Hacker News new | ask | show | jobs
by Paul_Clayton 61 days ago
When ARM moved to 64-bit the ISA was much more substantially reworked than for AMD's x86-64 transition (which mainly added modes and repurposed INCrement and DECrement to provide the REX prefix which provides a 64-bit size specification and one additional bit for register name specifiers; obviously the page table format also changed). I am not particularly familiar with AArch64, but I got the impression that the main retained cruft from 32-bit ARM was condition codes and the tradeoffs of providing condition codes would lead some not to consider such cruft. The use of four bits for almost every instruction to support predication was eliminated — which was a major cruft point for 32-bit ARM — and the legacy of shift and perform ALU operation orientation of the original ARM (which had timing slack from the slowness of instruction fetch) was de-emphasized.

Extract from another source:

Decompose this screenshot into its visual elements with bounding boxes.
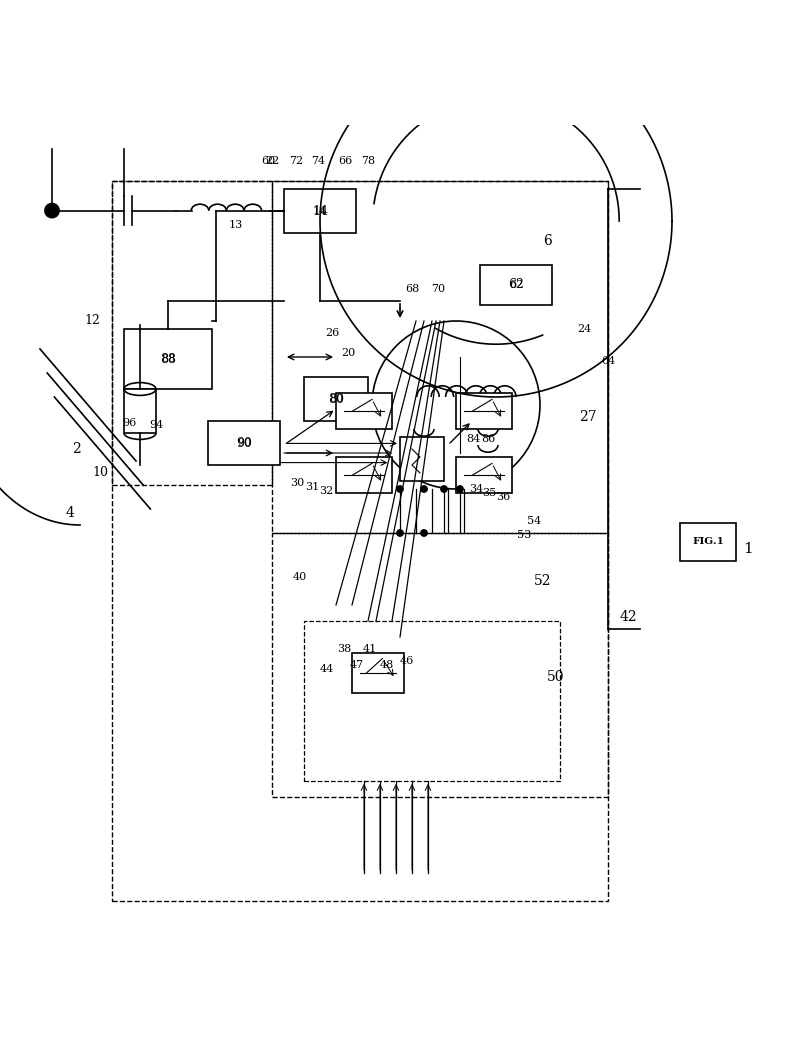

AArch64 is accumulating cruft, perhaps particularly with respect to SIMD, but it is less crufty than x86-64.

ISA modularity/diversity can be useful for embedded systems, where the software is really firmware. If one is going to have to provide a diversity of compilation targets via either a common distribution format that is compiled to the local machine code or an app store that receives a software format that can be compiled to diverse, the best distribution format (to users or the app store) is likely to be significantly different than an encoding best for direct execution.

Some optional features can be hidden by system libraries (particularly when the main use of the feature is suitable for a separate accelerator). E.g., an instruction that performs a round of AES encryption could be hidden behind an encryption library. However, some uses of an AES instruction involve a very short "message" for which library overhead would be excessive or for which good enough software alternatives would be faster than actual AES.

Indexed memory accesses and conditional select/move, for example, are not really suitable to system libraries (or trapping to software even with a very fast trap handler).

ISA scaling is not necessarily a good design feature. An ISA optimized for the market targeted by ARM M Profile is unlikely to be optimal for future 16-wide decode high performance processors. E.g., if a context only has 16 registers, using 5-bit register specifiers is suboptimal even though it allows software to be "upward compatible" with a 32-register design.